ВСЯКИЙ КАДЕТ, КОТОРЫЙ ТАМ ПОЯВИТСЯ,

БУДЕТ НЕМЕДЛЕННО ИСКЛЮЧЕН.

Сами понимаете, произошел скандал в городском масштабе.

Бэнда-Луиза желала лишь одного — чтобы мать умерла или уехала. А Герши хотелось, чтобы дочь ее любила. Она стала настолько добродетельной, что даже мне не разрешала оставаться надолго.

Такова была ситуация, из которой следовало найти какой-то выход. В мои планы входило сблизиться с Бэндой-Луизой. Используя весь свой такт и умение, мне удалось примирить ее с матерью. Герши нашла, что у меня ангельский характер, и даже вообразила себе, будто я намерен жениться на ней, сделав ее баронессой ван Веель.

Фрейлейн Луиза довольно легко попалась на мою удочку. Она призналась, что сохранила поздравительную открытку, которую много лет назад прислал ей из Вены один «поклонник». По ее словам, это был перст судьбы, что именно я прислал ей подарок, ставший тайным ее сокровищем. Я фотографировал девочку с этой открыткой в самых живописных позах с помощью вошедшего тогда в моду фотографического аппарата. Потом стал уговаривать вернуть подарок в обмен на более дорогие вещи. Вскоре она стала подражать Герши, строя из себя соблазнительницу, с целью отбить меня у матери.

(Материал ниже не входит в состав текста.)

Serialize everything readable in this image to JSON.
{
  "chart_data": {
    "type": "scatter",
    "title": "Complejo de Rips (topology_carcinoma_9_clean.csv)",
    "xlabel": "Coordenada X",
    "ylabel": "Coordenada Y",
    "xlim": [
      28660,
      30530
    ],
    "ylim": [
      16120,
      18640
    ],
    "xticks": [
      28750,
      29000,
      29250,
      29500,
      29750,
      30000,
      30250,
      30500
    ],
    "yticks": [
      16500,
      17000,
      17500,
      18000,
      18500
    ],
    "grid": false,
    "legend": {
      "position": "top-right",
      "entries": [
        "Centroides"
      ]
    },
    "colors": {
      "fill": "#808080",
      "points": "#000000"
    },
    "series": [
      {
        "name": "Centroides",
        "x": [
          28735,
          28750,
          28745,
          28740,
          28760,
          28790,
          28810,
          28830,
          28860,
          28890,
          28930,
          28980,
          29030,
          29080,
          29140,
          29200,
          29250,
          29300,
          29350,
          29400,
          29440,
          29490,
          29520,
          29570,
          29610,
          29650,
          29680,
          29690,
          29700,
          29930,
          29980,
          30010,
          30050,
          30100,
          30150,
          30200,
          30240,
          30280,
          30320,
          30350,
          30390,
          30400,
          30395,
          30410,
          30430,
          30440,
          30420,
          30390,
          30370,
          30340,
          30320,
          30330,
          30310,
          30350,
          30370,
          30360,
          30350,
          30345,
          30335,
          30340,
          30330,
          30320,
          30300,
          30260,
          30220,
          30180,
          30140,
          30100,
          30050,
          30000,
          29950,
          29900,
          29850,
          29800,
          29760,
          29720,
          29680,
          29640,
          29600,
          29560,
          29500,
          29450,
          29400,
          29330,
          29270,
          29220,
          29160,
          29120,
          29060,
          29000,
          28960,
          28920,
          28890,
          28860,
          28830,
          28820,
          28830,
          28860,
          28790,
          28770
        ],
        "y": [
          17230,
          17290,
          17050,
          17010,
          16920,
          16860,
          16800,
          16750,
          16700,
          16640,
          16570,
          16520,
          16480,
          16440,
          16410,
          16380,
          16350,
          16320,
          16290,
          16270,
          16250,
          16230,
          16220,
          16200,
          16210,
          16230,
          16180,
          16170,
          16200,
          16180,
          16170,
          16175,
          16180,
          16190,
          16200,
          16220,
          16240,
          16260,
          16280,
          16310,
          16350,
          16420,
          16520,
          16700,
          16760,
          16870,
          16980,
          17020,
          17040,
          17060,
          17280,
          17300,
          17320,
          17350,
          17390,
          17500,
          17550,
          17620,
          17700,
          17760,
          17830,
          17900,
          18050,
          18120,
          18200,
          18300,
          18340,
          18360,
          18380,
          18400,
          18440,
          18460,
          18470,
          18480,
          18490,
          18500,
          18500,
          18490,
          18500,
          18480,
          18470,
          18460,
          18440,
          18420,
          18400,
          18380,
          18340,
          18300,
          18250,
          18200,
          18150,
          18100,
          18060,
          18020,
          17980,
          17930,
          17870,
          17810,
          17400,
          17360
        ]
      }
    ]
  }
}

Напряжение дало о себе знать. Герши продолжала играть роль целомудренной родительницы. Некрасивая дочь ее заглядывала мне в глаза, грызя при этом безобразные ногти, и писала записки. Кроме того, сырость вредна для моих легких.

Я продолжал эту комедию до тех пор, пока мне не удалось завлечь девочку в паутину своих интриг. Как бы доверившись ей, я попросил ее стать моим добрым другом.

— Есть некоторые сведения интимного свойства, — сообщил я ей по секрету, — которые я должен передавать некоей «Адели», которая на самом деле является фрейлиной нашей королевы. Раз в месяц к вам будет приходить очень милая женщина и забирать все мои письма, которые я буду отправлять вам вместе с мамиными. Все они будут подписаны «Х-21». Даже чистую страницу со знаком «Х-21» на полях следует тщательно сохранить и передать. Вы должны быть очень скрытны, милая. Ваша мама не обладает той серьезностью, какая есть у вас, и я не скажу ей, как это важно. Я могу довериться только вам. И вы не должны обсуждать это дело ни с кем.

— А папа можно рассказать? — спросила эта идиотка.

— Полковник Мак-Леод, — решительно одернул я ее, — первый приказал бы своей дочери не сообщать об этом никому. Даже собственному отцу.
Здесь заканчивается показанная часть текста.